DCM gets the MiFID II fear
As MiFID II fast approaches, bond bankers and trade associations haven’t got a clue
Fears are growing that the traditional January rush of bond issuance won’t happen because borrowers are wary of coming to market when banks are uncertain about how to implement MiFID II.
The new rules, aimed at improving transparency in Europe’s financial markets, come into effect in just over a month on January 3 2018.
“Issuers don’t want to be guinea pigs while we find out what we can and can’t do,” said one senior DCM banker.
Questions that bond bankers still don’t have authoritative answers to include:
- How will the rules requiring disclosure of fees for arranging primary bond deals be implemented?
- Do the rules apply to deals in which a non-EU bank sells a bond offering for a non-EU issuer but where some of the bonds are distributed in an EU country?
- How should in-demand bond deals be allocated? Will it still be possible to favour certain buyside clients?
- Is it possible that the primary bond markets might be granted a carve-out from the new rules (as is the case in some areas of primary equity markets)?
- Some issuers (such as the EIB) are exempt from MiFID II – does that mean that the rules don’t apply for banks doing deals on their behalf, or do the rules apply because the banks are captured?
“We’re discussing this stuff all the time in our internal working groups, but can’t get clear answers,” the banker said. “The legal advice is contradictory. No one has a clue.”
The various trade associations have found it impossible to provide members with convincing answers – largely, they say, because they have had little guidance from EU authorities.
“Given the scale of work entailed in preparing for MiFID II, it is perhaps not surprising that the market’s trade associations have yet to give clear guidance on possible acceptable approaches, although we are very close to the wire,” said Stuart Willey, a partner at law firm White & Case.
“There do not appear to be consensus views in the market on the approaches to be taken. This is an area of uncertainty.”
Ruari Ewing, senior director for primary markets at the International Capital Market Association, said there were no specific guidelines on how banks should comply with the new rules, with little over a month to go until the new regime.
“Members are considering their understanding of potential implications of various aspects of MiFID II and various options to address,” he said, pointing out that there were more than one million paragraphs in the directive to be considered.
The issue of fee disclosure may prove particularly tricky.
Bankers are unsure, for example, whether the new rules will require them to disclose so-called “side letters”, in which issuers agree to give certain banks on a deal extra fees (sometimes based on performance) over and above those paid to the rest of the syndicate.

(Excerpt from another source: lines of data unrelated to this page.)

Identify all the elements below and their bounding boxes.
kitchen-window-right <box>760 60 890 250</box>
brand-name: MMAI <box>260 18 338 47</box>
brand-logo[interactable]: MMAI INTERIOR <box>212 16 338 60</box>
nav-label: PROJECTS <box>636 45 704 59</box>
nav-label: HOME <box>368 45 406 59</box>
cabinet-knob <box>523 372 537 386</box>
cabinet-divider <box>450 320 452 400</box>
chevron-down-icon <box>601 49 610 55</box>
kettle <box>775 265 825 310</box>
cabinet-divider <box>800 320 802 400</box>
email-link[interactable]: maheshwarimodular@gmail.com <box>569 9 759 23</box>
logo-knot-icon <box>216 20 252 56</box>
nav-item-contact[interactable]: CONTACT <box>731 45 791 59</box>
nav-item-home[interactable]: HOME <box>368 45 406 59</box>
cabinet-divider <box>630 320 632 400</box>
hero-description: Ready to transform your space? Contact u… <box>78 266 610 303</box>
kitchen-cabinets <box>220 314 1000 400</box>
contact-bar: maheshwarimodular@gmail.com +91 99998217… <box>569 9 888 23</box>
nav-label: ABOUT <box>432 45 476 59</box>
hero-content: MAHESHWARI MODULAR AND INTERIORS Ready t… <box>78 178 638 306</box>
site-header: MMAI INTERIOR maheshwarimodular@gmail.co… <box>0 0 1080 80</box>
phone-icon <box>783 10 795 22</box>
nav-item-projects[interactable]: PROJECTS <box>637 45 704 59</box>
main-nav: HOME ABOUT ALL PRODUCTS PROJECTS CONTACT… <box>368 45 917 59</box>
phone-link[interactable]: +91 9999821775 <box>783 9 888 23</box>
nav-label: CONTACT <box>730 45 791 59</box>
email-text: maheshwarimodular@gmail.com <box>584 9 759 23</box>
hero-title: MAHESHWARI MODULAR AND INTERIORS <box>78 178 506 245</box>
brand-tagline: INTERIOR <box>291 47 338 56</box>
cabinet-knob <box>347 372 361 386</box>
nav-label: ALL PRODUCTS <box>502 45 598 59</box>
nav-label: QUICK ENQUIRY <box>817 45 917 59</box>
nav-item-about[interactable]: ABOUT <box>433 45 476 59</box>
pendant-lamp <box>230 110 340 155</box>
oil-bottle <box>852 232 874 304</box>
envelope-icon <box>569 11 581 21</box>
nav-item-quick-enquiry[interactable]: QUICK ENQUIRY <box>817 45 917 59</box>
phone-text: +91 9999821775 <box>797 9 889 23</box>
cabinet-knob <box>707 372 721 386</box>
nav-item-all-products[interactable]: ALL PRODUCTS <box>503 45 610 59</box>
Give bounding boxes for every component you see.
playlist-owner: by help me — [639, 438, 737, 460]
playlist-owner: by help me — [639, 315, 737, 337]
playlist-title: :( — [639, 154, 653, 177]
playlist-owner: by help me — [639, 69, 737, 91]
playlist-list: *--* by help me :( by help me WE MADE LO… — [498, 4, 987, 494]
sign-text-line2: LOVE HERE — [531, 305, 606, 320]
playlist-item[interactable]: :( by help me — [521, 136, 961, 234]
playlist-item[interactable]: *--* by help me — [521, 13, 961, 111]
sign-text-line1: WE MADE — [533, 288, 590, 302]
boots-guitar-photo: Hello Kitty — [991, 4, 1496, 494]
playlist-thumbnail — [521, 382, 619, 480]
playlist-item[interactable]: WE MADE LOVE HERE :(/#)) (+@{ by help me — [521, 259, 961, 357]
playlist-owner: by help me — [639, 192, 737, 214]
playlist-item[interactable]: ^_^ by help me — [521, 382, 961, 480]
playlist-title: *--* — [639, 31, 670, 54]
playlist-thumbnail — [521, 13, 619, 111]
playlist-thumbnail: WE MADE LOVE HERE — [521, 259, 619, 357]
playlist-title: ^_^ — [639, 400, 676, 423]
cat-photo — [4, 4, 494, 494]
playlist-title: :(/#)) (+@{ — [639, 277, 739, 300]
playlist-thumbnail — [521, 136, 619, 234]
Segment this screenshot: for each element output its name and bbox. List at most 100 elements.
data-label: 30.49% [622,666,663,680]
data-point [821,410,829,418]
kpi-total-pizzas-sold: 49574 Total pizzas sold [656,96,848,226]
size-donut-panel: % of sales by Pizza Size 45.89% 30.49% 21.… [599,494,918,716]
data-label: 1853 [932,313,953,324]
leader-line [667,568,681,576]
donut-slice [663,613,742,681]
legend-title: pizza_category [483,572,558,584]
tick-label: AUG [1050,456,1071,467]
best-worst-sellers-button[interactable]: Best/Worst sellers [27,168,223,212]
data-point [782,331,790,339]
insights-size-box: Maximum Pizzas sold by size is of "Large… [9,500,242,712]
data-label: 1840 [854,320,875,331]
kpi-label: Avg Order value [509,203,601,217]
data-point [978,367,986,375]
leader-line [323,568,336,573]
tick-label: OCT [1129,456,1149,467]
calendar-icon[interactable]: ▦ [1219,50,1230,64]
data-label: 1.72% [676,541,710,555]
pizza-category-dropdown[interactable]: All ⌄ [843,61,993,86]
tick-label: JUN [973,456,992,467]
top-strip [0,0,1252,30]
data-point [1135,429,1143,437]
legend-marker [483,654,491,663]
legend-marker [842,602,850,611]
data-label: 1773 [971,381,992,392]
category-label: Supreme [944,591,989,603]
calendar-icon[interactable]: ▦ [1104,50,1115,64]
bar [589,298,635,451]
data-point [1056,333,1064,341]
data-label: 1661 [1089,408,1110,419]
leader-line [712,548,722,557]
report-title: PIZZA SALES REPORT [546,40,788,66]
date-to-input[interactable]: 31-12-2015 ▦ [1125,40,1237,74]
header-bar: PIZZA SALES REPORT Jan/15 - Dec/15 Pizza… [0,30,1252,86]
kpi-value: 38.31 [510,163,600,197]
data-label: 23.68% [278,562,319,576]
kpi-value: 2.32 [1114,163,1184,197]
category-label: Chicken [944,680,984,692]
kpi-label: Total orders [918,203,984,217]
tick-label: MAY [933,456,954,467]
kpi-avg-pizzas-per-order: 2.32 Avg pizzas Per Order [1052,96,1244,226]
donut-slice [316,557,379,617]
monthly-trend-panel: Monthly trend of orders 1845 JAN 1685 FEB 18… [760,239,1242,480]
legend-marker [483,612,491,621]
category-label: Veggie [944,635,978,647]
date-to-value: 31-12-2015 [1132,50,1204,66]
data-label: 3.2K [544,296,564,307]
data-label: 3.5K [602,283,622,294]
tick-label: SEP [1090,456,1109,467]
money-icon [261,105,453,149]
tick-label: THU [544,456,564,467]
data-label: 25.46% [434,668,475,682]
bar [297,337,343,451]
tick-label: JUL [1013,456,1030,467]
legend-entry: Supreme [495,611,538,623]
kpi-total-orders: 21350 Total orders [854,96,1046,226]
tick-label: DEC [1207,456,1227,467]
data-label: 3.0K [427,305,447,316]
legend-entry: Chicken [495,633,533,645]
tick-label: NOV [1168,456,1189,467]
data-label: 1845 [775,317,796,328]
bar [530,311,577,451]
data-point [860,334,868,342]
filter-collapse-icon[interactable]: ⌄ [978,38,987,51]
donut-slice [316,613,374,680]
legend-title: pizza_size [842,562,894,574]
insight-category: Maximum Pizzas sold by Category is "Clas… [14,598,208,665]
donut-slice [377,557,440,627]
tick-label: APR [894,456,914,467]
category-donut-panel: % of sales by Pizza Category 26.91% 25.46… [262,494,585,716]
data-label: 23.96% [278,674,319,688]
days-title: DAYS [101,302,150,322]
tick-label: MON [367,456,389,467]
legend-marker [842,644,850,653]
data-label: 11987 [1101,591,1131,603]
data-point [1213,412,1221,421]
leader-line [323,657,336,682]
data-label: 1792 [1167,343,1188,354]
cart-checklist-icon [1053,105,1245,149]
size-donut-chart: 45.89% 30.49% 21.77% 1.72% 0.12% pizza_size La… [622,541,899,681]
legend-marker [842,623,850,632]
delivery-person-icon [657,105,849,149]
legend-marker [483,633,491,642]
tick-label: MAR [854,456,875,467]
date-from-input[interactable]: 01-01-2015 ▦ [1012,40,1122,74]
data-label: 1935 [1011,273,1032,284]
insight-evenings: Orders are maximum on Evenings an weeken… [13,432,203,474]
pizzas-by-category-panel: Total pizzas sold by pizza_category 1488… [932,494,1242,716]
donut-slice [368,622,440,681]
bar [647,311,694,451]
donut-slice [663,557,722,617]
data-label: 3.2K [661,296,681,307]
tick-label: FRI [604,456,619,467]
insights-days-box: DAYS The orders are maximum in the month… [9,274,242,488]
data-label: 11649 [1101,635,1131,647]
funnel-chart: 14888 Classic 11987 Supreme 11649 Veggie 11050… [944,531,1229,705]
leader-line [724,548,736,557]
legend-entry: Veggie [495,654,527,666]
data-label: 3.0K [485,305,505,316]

The tactic is used to reward the strongest bond houses in a situation when other banks are put on to a bond syndicate as a reflection of their lending to – or relationship with – a client, rather than their bond market prowess.
If such fees are disclosed, it will be clear to all that a syndicate made up of nominally equal global coordinators or bookrunners is anything but – and might lead to pressure to change league tables to reflect that fact.
If they’re not, then the spirit of the new rules will surely have been flouted.
NAMED AND SHAMED
Some bankers hope that average fees will rise because cut-price deals – where banks charge a lower fee in order to win business from clients in order to boost their position in issuance league tables – will no longer take place.
“When you have to disclose a 3bp fee, you’re named and shamed - and you have to think about the implications for your next deal,” another DCM banker said.
On the other hand, fees might fall as it becomes clear to issuers what other companies are paying.
One syndicate banker said issuers will be under pressure to show they are getting as good a deal as rivals in their peer group. “Some [banks] don’t want to disclose, because they fear issuers will try to look good in front of their bosses and undercut their peer group,” he said.
Some level of fee disclosure exists already. In the US, all fees must be disclosed under SEC regulations, while fees paid on public-sector bonds in Europe and elsewhere are also disclosed.
It is also possible to estimate the level of fees paid on bond deals done through 144A regulations – because such bonds disclose net proceeds. Deals done under Reg S rules do not have to disclose net proceeds.